Nessa linha, a tristeza nas festas de final de ano pode ser entendida como uma melancolia característica do final de uma etapa, aliada a um julgamento severo das “falhas”, dos projetos não realizados. Para algumas pessoas, as festas são particularmente angustiantes e perigosas. É o caso de pessoas que convivem com vícios, que depois de algum tempo de abstinência, podem cair na tentação de voltar a beber ou consumir drogas por influência do clima natalino. “A pressão social é grande, principalmente no que diz respeito à bebida”, destaca a especialista.

Experiências de anos anteriores também influenciam a forma como nos sentimos. Quem perdeu entes queridos provavelmente terá que lidar com lembranças e, consequentemente, com mais tristeza. “O fim de ano é um período aguardado ansiosamente e ao mesmo tempo temido, devido ao medo sobre o que vai ou não acontecer”, explica Drª Joana d´Arc. Também pode entrar em cena a frustração de não receber amigos e presentes, ou de não se perceber importante para ninguém.      “A época é difícil principalmente para quem vive sozinho. Aumentam os casos de suicídio durante este período e nem todo mundo gosta de reuniões em família. A obrigação de estar feliz nas festas de fim de ano e o encontro nem sempre agradável com parentes são estressantes e podem provocar descompensações emocionais sérias”, afirma a psicóloga.

Ela sugere, então, que se busque a companhia de pessoas de quem gostamos, aumentando a interação o máximo possível. “Programe-se com antecedência para organizar a ceia, reunir os familiares e amigos e preparar tudo.

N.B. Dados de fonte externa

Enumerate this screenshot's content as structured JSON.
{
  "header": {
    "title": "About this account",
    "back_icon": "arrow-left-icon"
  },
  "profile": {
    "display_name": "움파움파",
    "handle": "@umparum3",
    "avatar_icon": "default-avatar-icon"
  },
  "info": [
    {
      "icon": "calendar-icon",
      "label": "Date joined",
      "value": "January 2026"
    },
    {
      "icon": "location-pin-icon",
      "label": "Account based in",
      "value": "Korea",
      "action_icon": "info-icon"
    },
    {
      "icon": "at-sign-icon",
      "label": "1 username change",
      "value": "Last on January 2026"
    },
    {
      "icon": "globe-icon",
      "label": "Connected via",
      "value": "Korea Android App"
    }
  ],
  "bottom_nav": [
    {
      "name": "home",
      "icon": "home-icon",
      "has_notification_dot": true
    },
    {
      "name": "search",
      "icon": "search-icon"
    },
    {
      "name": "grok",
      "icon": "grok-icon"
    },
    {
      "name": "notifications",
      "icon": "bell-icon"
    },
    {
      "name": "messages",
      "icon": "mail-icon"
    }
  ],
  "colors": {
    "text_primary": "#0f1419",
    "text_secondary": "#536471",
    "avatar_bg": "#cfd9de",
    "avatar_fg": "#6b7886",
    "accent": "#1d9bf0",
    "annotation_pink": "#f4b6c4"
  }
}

Não deixe para a última hora, faça uma lista de providências, veja prioridades”, recomenda.

Há também, em finais de ano, um sentimento de urgência nas pessoas (terminar projetos, fazer coisas que deixaram de lado o ano todo, planejar o próximo ano) acrescido pelo cansaço físico e mental acumulados. “Nesse clima, é natural que as percepções nem sempre sejam tão claras, mas fica evidenciado o que não foi realizado, ou seja, o vazio dos projetos desprezados, não iniciados ou que não deram certo. Na pandemia, tudo isso ficou intensificado devido às incertezas vividas”, comenta a Drª Joana d´Arc Sakai.

“Balanços” das realizações e cobranças de ordem familiar, religiosa, profissional ou pessoal também geram crises, originando questionamentos como “por que fracassei?” ou “por que não fiz mais?”. “Conheça e respeite seus próprios limites, seja gentil consigo. O autoconhecimento através da psicoterapia possibilita o equilíbrio do dia a dia. Foque o esforço para o que é prioritário, evitando desperdício de tempo e desgaste emocional.”, aconselha a especialista. “Procure ajuda profissional, se trate bem, você merece. Faça psicoterapia para trabalhar suas questões internas descompensadas, desalinhadas ou desadaptadas”.

“Cuide das idealizações excessivas, pois imaginar se conseguirá realizar os objetivos, desejos, metas no próximo ano desgasta muito”, continua ela.”Que tal um final de ano sem tantas cobranças? Os planos mais importantes dizem respeito a nós mesmos: nossa forma de nos cuidarmos e respeitarmos.” Contudo, ela destaca que não ter nenhum plano para o ano seguinte também pode ser problemático, já que essa postura pode passar a sensação de “não ter futuro” ou de ficar “parado no tempo”.

“O que você mais deseja, nesse momento? Novo trabalho? Novo amor? Saúde? Seja o que for que esteja buscando, acredite-se merecedor. Ame-se antes, para então, dar ao outro e assim, receber reciprocamente”, afirma. Ela diz ainda que a depressão de fim de ano pode ser canalizada de forma positiva. “Pergunte-se o que precisa ser feito na sua vida. Esse é um grande momento para aprender a lidar de forma diferente com a própria vida. Por fim, permita que os sentimentos positivos perdurem, tornando 2023 um ano diferente e maravilhoso. Coloque-se em paz e, se sentir-se abandonado, lembre-se que o pior abandono é aquele que fazemos a nós mesmos”, conclui.